Eine ganz frische Kritik vom gestrigen Nachmittag bietet uns Christian Buß vom Spiegel , in der er mit Schoßgebete hart ins Gericht geht:

Damit liefert die Verfilmung von "Schoßgebete" das genaue Gegenteil von dem, was die Qualität von Charlotte Roches Buchvorlage ausmacht. (...) Wo sich das Buch um Ratio und Fellatio dreht, da wird in der Kinoadaption erkenntnistechnisch Trübsal geblasen. Die Räume sind groß, hell und von allen Spurenresten menschlichen Zusammenlebens bereinigt; möglicherweise sollen sie die innere Leere der Protagonisten widerspiegeln. (...)  Man hat den Eindruck, das man zwei Menschen zuguckt, die Klassenbeste im Fach Sex sein wollen.

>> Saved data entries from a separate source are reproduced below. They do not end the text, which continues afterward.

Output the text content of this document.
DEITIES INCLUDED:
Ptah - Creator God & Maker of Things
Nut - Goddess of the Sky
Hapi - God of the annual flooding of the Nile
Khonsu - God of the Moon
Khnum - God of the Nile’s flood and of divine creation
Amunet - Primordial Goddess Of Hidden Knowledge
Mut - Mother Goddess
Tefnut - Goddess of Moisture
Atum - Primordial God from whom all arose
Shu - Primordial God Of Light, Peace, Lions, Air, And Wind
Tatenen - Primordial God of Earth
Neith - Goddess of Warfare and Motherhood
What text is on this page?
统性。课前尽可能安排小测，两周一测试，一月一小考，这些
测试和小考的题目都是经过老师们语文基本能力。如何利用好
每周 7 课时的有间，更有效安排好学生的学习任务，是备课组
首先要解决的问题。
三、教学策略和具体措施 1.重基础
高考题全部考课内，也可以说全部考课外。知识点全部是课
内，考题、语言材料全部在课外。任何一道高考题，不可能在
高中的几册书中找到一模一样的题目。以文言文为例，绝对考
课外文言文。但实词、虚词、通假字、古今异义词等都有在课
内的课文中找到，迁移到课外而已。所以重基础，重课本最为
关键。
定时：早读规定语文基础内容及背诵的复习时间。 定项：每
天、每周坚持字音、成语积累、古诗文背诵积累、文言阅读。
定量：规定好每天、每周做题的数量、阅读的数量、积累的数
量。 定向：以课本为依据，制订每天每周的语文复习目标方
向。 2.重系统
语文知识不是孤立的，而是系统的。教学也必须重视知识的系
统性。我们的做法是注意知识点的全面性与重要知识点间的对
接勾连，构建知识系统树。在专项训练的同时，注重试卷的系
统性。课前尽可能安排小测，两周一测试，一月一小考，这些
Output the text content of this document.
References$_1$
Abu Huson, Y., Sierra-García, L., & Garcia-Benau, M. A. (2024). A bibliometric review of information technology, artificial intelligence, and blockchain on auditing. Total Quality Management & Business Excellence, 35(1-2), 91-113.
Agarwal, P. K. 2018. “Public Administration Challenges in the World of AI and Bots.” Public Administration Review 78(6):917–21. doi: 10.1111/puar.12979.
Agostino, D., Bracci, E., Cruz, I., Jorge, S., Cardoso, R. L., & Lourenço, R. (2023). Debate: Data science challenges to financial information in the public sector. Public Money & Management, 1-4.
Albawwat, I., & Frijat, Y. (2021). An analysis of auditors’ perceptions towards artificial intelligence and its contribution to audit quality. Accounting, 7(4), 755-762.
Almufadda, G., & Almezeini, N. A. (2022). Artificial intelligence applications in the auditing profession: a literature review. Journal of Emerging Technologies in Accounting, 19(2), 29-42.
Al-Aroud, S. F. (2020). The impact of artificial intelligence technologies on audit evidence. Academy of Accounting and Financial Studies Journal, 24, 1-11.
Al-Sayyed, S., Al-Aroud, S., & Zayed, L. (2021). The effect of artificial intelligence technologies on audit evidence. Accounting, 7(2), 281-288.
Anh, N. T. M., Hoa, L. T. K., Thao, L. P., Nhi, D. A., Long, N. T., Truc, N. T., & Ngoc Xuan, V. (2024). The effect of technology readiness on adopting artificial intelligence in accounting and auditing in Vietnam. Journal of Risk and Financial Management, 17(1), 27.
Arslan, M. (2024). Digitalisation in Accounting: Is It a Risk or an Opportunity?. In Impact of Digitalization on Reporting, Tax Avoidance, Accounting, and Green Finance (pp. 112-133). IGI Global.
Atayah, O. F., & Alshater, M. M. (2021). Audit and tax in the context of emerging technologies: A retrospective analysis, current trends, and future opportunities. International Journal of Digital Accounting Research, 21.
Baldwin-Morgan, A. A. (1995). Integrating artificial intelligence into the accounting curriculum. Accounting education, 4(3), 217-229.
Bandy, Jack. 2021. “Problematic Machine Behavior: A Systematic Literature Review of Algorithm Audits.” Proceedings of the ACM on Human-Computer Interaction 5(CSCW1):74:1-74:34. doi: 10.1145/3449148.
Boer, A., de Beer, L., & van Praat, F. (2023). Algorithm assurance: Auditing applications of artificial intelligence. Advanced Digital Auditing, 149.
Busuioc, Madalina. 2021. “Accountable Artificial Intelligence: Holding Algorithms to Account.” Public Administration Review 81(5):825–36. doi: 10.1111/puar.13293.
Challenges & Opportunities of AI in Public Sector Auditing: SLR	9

Fazit über die Kritiken zu Schoßgebete: 
Die Kritiken sprechen eine eindeutige Sprache. Wirklich viel Interesse erregte der Film auch schon im Voraus nicht, merkten sich auf unserer Seite lediglich knapp 100 moviepiloten Schoßgebete vor und markierten ihn 50 als uninteressant. Fünf von sechs Kritiken sind negativ, eine von ihnen ansatzweise positiv. Aus ihnen ist herauszulesen, dass niemand mit der Erwartung in den Kinosaal schreiten sollte, Sex-Tabus auf der Leinwand brechen zu sehen. Die Roman-Adaption Schoßgebete ist mit dem Vorgänger Feuchtgebiete höchstens insofern zu vergleichen, dass beide nicht die Wirkung ihrer literarischen Vorlagen erzielen können. Roches Skandal-Romane gingen durch die Decke, die Verfilmungen bleiben unterirdisch oder bestenfalls auf dem Boden. Da hilft auch eine gute Besetzung durch Jürgen Vogel und Lavinia Wilson nichts. Die dürfen nämlich, wie Spiegel-Kritiker Buß in seiner Kritik spöttisch schreibt, "nicht wirklich spielen, sondern müssen eine Art Stellungs-Best-Of aus der Roche-Vorlage abspulen".

Werdet ihr euch Schoßgebete dennoch im Kino anschauen?